21.  Widespread or serious failure resulting in harm or continued risk of harm to children and young people, in either the arrangements to protect or look after them, will always result in an overall effectiveness judgement of inadequate. In most cases it is also likely that if either the effectiveness of child protection or the effectiveness of provision for looked after children is inadequate, the leadership judgement is likely to be judged inadequate.

22.  In exceptional cases it may be possible for an overall judgement of inadequacy to be given where inspectors judge the quality of leadership, management and governance to be good or requiring improvement. In these instances, leaders and managers will have demonstrated sufficient understanding of the widespread or serious failure and will have also been effective in prioritising, challenging and making sustained improvement. This will be acknowledged and reported by inspectors, though the overall judgement will remain inadequate because of the limiting nature of inadequacy in protecting or looking after children. In these instances, Her Majesty’s Chief Inspector will consider the evidence and moderate the leadership judgement accordingly.

23.  The graded judgements describe significant and statutory aspects of provision for looked after children, care leavers and leadership. The performance and effectiveness of these services heavily influence the key judgement of which they are a part. For these judgements, however, inadequate performance, while unacceptable and serious, will not automatically limit (as is the case for the key judgements) the local authority to overall inadequacy. They will influence the key judgement to which they relate and in some instances where they are judged inadequate, the significance may be such that the key judgement is held at inadequate, thereby limiting the overall effectiveness judgement to inadequate.
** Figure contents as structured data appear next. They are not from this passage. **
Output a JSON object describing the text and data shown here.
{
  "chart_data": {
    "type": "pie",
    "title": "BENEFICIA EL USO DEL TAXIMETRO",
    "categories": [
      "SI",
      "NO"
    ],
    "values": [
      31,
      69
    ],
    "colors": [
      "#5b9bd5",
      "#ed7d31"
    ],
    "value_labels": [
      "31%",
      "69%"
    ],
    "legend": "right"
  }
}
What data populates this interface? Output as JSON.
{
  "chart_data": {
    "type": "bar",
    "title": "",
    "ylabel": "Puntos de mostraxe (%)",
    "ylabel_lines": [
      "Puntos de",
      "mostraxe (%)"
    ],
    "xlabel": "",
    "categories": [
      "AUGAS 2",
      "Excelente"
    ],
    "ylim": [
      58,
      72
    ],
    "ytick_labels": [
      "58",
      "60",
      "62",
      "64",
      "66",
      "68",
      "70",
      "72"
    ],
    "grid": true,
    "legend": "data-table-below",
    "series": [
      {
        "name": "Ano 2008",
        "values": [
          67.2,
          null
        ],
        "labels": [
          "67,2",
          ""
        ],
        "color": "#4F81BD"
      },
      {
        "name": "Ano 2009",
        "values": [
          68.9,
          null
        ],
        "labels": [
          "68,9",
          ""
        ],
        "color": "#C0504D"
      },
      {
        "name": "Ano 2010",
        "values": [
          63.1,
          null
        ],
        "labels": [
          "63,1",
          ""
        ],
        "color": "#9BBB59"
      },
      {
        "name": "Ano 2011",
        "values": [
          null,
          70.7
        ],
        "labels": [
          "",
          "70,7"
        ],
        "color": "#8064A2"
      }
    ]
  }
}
24.  Again in these instances, inspectors will use their professional judgement to determine the significance of inadequacy in the context of local authority performance across its span of responsibility for children, young people, carers and families. The factors that they will take into account will include the seriousness and extent of concerns and the number of children and young people on whom the poor performance has a direct and negative impact.

Overall effectiveness

25.  In an outstanding[16] local authority:

n  Direct work with children, young people and families is of the highest quality and is delivering measurably improved outcomes. For some children and families, their progress exceeds expectations.

n  Inspirational, confident, ambitious and influential leadership changes the lives of local children, young people and families, including children who are looked after and those who have left or who are leaving care. Leaders are visible and effective. They innovate and promote creative ideas to sustain the highest-quality services, including early help services, for all children and young people.